The way Wedge is asking-the way he asks every day, in fact-makes Temmin think there's something going on he doesn't understand. It's now, right now, that he considers the possibility: Does Wedge Antilles have a thing for his mom? What the hell? That can't be right. He makes a face like he just licked a leaky battery. That's gross. So gross.

And yet...

At least Wedge isn't an Imperial assassin. So that's something.

Dad...

A familiar rage roars inside of Temmin like a firing engine. It won't stop. It won't leave him alone. He closes his eyes at night and there it is: anger at his father, a bottomless well. Brentin Wexley: supposed rebel hero turned, what, Imperial sympathizer? Drone and soldier for the evil Empire? They've been questioning the former prisoners-the ones turned into assassins-and it's like they're lost, confused, or stonewalling. Almost like they don't realize what they did. Temmin tries to hang on to that, clinging to the thought that maybe Brentin didn't know what he was doing...

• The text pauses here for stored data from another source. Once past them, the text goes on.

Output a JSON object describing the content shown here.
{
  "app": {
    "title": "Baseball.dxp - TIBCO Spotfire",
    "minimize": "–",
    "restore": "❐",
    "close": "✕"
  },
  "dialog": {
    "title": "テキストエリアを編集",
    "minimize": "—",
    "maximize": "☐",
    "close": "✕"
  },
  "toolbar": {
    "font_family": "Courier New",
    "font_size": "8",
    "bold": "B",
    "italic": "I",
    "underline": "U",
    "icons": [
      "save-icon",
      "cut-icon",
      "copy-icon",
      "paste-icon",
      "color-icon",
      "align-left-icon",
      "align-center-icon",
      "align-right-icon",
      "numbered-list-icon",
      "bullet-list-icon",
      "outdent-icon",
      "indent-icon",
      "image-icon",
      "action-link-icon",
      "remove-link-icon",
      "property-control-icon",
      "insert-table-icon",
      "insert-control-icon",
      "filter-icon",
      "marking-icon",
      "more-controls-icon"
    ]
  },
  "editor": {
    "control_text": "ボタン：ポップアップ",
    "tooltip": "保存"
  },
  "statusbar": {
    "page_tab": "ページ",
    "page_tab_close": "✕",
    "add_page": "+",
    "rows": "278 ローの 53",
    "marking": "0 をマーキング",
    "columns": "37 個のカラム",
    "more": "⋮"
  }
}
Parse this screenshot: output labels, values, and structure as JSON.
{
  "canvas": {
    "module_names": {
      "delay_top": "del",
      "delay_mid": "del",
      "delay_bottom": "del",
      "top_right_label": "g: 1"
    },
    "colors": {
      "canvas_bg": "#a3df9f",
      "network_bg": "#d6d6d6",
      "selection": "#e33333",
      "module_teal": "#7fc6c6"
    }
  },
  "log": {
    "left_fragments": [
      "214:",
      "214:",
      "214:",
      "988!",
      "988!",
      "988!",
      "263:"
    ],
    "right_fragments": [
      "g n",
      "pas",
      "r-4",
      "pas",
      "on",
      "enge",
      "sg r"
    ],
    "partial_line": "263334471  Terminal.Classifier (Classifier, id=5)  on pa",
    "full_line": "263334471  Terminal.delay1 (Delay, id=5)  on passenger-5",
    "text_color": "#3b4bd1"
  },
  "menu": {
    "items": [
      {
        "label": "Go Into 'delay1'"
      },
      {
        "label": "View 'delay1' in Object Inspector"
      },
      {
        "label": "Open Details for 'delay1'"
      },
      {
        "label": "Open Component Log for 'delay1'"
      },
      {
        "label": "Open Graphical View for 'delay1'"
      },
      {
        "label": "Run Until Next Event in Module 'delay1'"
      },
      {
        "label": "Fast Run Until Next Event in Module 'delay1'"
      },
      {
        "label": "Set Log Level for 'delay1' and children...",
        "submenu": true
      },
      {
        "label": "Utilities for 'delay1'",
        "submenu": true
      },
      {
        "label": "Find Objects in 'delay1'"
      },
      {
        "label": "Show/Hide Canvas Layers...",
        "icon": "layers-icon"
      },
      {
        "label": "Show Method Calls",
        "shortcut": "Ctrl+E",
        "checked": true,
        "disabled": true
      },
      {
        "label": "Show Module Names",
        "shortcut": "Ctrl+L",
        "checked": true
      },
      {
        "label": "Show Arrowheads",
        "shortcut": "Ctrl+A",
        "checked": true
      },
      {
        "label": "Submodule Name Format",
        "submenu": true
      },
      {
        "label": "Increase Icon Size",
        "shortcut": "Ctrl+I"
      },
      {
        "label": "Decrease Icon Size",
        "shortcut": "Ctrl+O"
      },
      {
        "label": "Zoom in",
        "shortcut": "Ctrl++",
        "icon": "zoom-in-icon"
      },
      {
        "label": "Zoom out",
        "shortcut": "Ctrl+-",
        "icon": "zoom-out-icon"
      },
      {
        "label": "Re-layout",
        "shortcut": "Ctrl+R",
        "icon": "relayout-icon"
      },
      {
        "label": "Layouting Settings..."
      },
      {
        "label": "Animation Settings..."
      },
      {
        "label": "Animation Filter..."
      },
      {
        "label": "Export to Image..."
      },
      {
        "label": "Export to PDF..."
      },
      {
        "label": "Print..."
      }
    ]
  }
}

Temmin's knuckles are already scabbed over from where he punched a locker a week ago. He wants to do it again and he almost hauls back and slams his fist into the wall. But with Wedge here, he has to restrain himself. So he does. Instead, he thinks about something else, something better. "I, uh, never said it, but good job with Kashyyyk."

"That wasn't me. That was Leia."

"I dunno. I heard you coming in there with Phantom Squadron was pretty slaggin' amazing. Wish I could've seen it." Instead of being here and seeing my father up on that stage pointing a blaster at Mon Mothma.

Wedge putting together Phantom Squadron like that-out of a bunch of washouts and weirdos-was a thing of genius. That's why Temmin wants to join.

"I did what Leia needed me to do. She led the way." And from what Temmin hears, it cost her political capital, too. Whatever political capital means. Wedge adds: "And hey, watch your mouth, will you? I don't want your mom thinking you're picking up that kind of language from me."

"Sure, Dad, whatever you say." He sighs. "I'll get the next flight right. Put me back in the sim. Right now. Let's do this." He's itching to do something. Get his mind off everything.

"You sure?"

Temmin is about to answer hell yes, but next to him on the bench, Wedge's holoscreen lights up. Temmin can see what it says: It's a message from Norra.

His mother wants him to come home. ASAP. He arches an eyebrow to Wedge: "Do I have to?"